Logo oficial do enredo

E é diante desses fatos que várias mulheres foram perseguidas, açoitas e acusadas de feitiçaria ou bruxaria, condenadas; e milhares assassinadas pela prática de suas crendices e culturas. Muitas queimadas em praça pública. Um verdadeiro horror. Este período, logo no nascimento da Inquisição, datado do século XIV foi denominado de ‘Caça as Bruxas’. Na maioria das vezes, essas mulheres eram pessoas mais velhas, que acumulavam anos de experiências e dominavam os saberes necessários para lidar com a vida e a morte: a dose certa para curar uma doença, o procedimento necessário na hora do parto, as plantas capazes de promover abortos, as ervas que causavam alívio durante um falecimento. Nas suas comunidades, elas não eram vistas como más ou perversas, eram comumente chamadas de “mulheres sábias” em várias línguas, e estavam sempre participando da vida comum. Em certos casos, cobravam pequenos valores pelos seus feitos, em outros apenas os faziam porque eram membros daquela comunidade. Sejam como for, entre as populações campesinas da Europa, elas eram as médicas, as conselheiras, as guardiãs da morte e da vida.

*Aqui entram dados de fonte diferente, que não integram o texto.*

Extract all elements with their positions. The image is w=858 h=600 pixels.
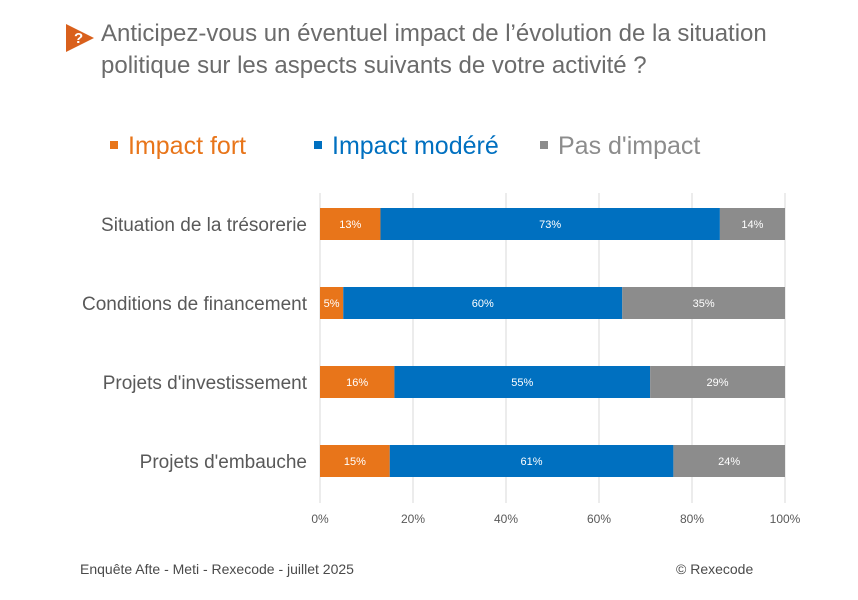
bar-impact-modere: [389, 445, 674, 477]
category-label: Projets d'investissement: [103, 373, 308, 394]
legend-item-impact-modere: Impact modéré: [314, 128, 499, 164]
bar-impact-modere: [380, 208, 720, 240]
legend-swatch-pas-d-impact: [540, 141, 548, 150]
data-label-impact-modere: 61%: [521, 456, 543, 468]
legend-label-pas-d-impact: Pas d'impact: [558, 132, 701, 160]
x-tick-label: 0%: [311, 512, 329, 526]
data-label-impact-fort: 15%: [344, 456, 366, 468]
legend-item-pas-d-impact: Pas d'impact: [540, 128, 700, 164]
data-label-pas-d-impact: 24%: [718, 456, 740, 468]
legend-swatch-impact-fort: [110, 141, 118, 150]
category-label: Conditions de financement: [82, 294, 308, 315]
data-label-impact-modere: 60%: [472, 298, 494, 310]
data-label-impact-modere: 55%: [511, 377, 533, 389]
bar-impact-modere: [343, 287, 623, 319]
question-mark-icon: ?: [66, 24, 94, 52]
category-label: Projets d'embauche: [140, 452, 307, 473]
data-label-pas-d-impact: 29%: [707, 377, 729, 389]
bar-pas-d-impact: [622, 287, 785, 319]
data-label-pas-d-impact: 35%: [693, 298, 715, 310]
data-label-impact-fort: 16%: [346, 377, 368, 389]
svg-text:?: ?: [74, 30, 83, 47]
x-tick-label: 20%: [401, 512, 425, 526]
x-tick-label: 40%: [494, 512, 518, 526]
x-tick-label: 100%: [770, 512, 801, 526]
legend-swatch-impact-modere: [314, 141, 322, 150]
data-label-impact-fort: 13%: [339, 219, 361, 231]
bar-impact-fort: [320, 445, 390, 477]
bar-impact-modere: [394, 366, 651, 398]
legend-label-impact-fort: Impact fort: [128, 132, 247, 160]
category-label: Situation de la trésorerie: [101, 215, 307, 236]
bar-impact-fort: [320, 208, 381, 240]
x-tick-label: 60%: [587, 512, 611, 526]
bar-pas-d-impact: [719, 208, 785, 240]
footer-source: Enquête Afte - Meti - Rexecode - juillet…: [80, 561, 354, 577]
footer-copyright: © Rexecode: [676, 561, 754, 577]
x-tick-label: 80%: [680, 512, 704, 526]
data-label-impact-modere: 73%: [539, 219, 561, 231]
bar-pas-d-impact: [650, 366, 785, 398]
bar-impact-fort: [320, 287, 344, 319]
chart-title: Anticipez-vous un éventuel impact de l’é…: [101, 20, 767, 79]
data-label-pas-d-impact: 14%: [741, 219, 763, 231]
bar-pas-d-impact: [673, 445, 785, 477]
data-label-impact-fort: 5%: [324, 298, 340, 310]
legend-label-impact-modere: Impact modéré: [332, 132, 499, 160]
legend-item-impact-fort: Impact fort: [110, 128, 246, 164]
bar-impact-fort: [320, 366, 395, 398]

O entendimento que se tem por bruxa sofreu sucessivas transformações e este processo ainda segue em curso. Apesar das mudanças, há uma essência no que se é considerado e denominado bruxaria, mesmo nos contos atuais: mulher que construiu sua autonomia, sobretudo por meio de seu intelecto e saberes não dominados por autoridades masculinas, e que tendem a ser encarados com repúdio e desconfiança.

“Somos netas das bruxas que vocês não conseguiram queimar…” A frase símbolo pop de alguns movimentos feministas, traduz e ressignifica o retorno da bruxaria como algo aceitável. Faz parte desse movimento contestar o papel social de gênero e o espaço da mulher na sociedade, e com isso a bruxaria não seria diferente.

Hoje podemos afirmar que as bruxas estão entre nós. E que maravilha! Não somente aquelas estereotipadas e sobrenaturais: elas são símbolos da independência, da conquista da sua liberdade, que vai muito além de padrões de beleza, rótulos e comportamentos impostos pela sociedade. Elas estão nas ervas da ‘rezadeiras’, na mão da médium em um terreiro, que manipula os elementos da terra, na médica que opera ou traz vidas ao mundo, nas cientistas que fabricam uma vacina, na professora que leciona e conta histórias de vida, na cantora que expõe sua voz potente dentre outras maravilhosas mundo a fora. Elas estão no nosso folclore, que de forma incrível, são sempre seres que estão em defesa da natureza ou algum proposito maior. Na literatura, ela é aquela bruxinha boa, onde autores e escritores deixam claro que essas mulheres são do bem e para o bem.

Dia a dia, essas bruxas desafiam as barreiras que lhes são impostas, e longe das antigas histórias infantis, negam papeis secundários que lhes são propostos, colocando-se como grandes protagonistas das suas próprias histórias. E seja lá qual for à crença, é importante sempre respeitar a do outro.

As bruxas existem! E a grande convenção delas é na passarela virtual, no desfile da Pau no Burro, que traz esse caldeirão de amor e exaltação a todas as mulheres, hoje e para SEMPRE!